Recently Christena Nippert-Eng, professor of sociology at the Illinois Institute of Technology and author of the forthcoming Islands of Privacy, made an appearance on Chicago Public Radio’s Eight Forty-Eight in a panel discussion addressing the topic. Listen to the archived audio on the Chicago Public Radio website.
About the book:

In Islands of Privacy, Christena Nippert-Eng gives us an intimate view into the full range of ordinary people’s sometimes extraordinary efforts to preserve the border between themselves and the rest of the world.

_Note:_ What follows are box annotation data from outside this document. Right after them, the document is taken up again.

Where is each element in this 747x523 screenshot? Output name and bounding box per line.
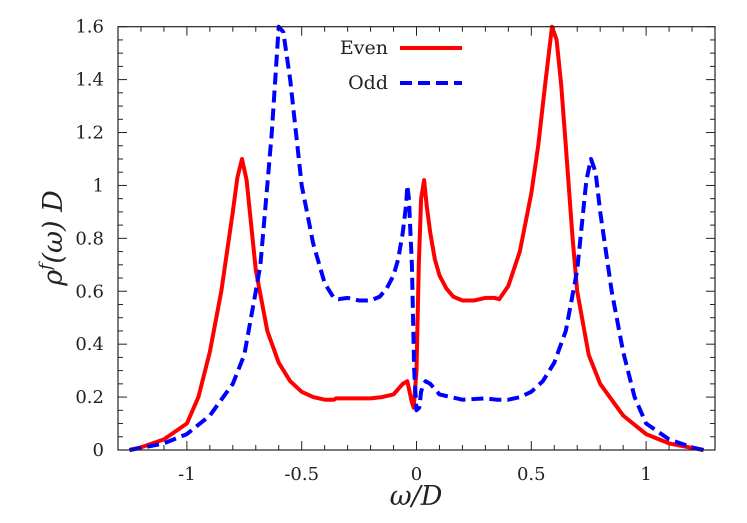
x-tick-label: 0.5	[517, 464, 546, 485]
legend: Even Odd	[340, 37, 462, 94]
y-axis-label: ρf(ω) D	[36, 190, 69, 287]
y-tick-label: 0.4	[75, 334, 104, 355]
y-tick-label: 0	[93, 440, 104, 461]
axis-ticks: -1 -0.5 0 0.5 1 0 0.2 0.4 0.6 0.8 1 1.2 1.4 1.6	[75, 17, 716, 485]
legend-label-odd: Odd	[348, 72, 388, 94]
x-tick-label: -1	[178, 464, 196, 485]
series-line-even	[129, 24, 704, 452]
series-line-odd	[129, 24, 704, 452]
legend-label-even: Even	[340, 37, 388, 59]
y-tick-label: 1.2	[75, 123, 104, 144]
y-tick-label: 0.2	[75, 387, 104, 408]
x-tick-label: 1	[640, 464, 651, 485]
y-tick-label: 0.8	[75, 228, 104, 249]
y-tick-label: 1.4	[75, 70, 104, 91]
x-axis-label: ω/D	[390, 481, 443, 512]
plot-frame	[117, 26, 716, 451]
y-tick-label: 1	[93, 175, 104, 196]
x-tick-label: 0	[411, 464, 422, 485]
y-tick-label: 1.6	[75, 17, 104, 38]
y-tick-label: 0.6	[75, 281, 104, 302]
x-tick-label: -0.5	[284, 464, 319, 485]
series-lines	[129, 24, 704, 452]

Packed with stories that are funny and sad, familiar and strange, Islands of Privacy tours the myriad arenas where privacy battles are fought, lost, and won. Nippert-Eng explores how we manage our secrets, our phone calls and e-mail, the perimeters of our homes, and our interactions with neighbors. She discovers that everybody practices the art of selectively concealing and disclosing information on a daily basis. This important balancing act governs a wide range of behaviors, from deciding whether to give our bosses our cell phone numbers to choosing what we carry in our wallets or purses. Violations of privacy and anxiety about how we grant it to each other also come under Nippert-Eng’s microscope as she crafts a compelling argument that successfully managing privacy is critical for successfully maintaining our relationships with each other and our selves.
Roaming from the beach to the bank and from the bathroom to the bus, Nippert-Eng’s keenly observed and vividly told book gives us the skinny on how we defend our shrinking islands of privacy in the vast ocean of accessibility that surrounds us.

Islands of Privacy will publish in September 2010.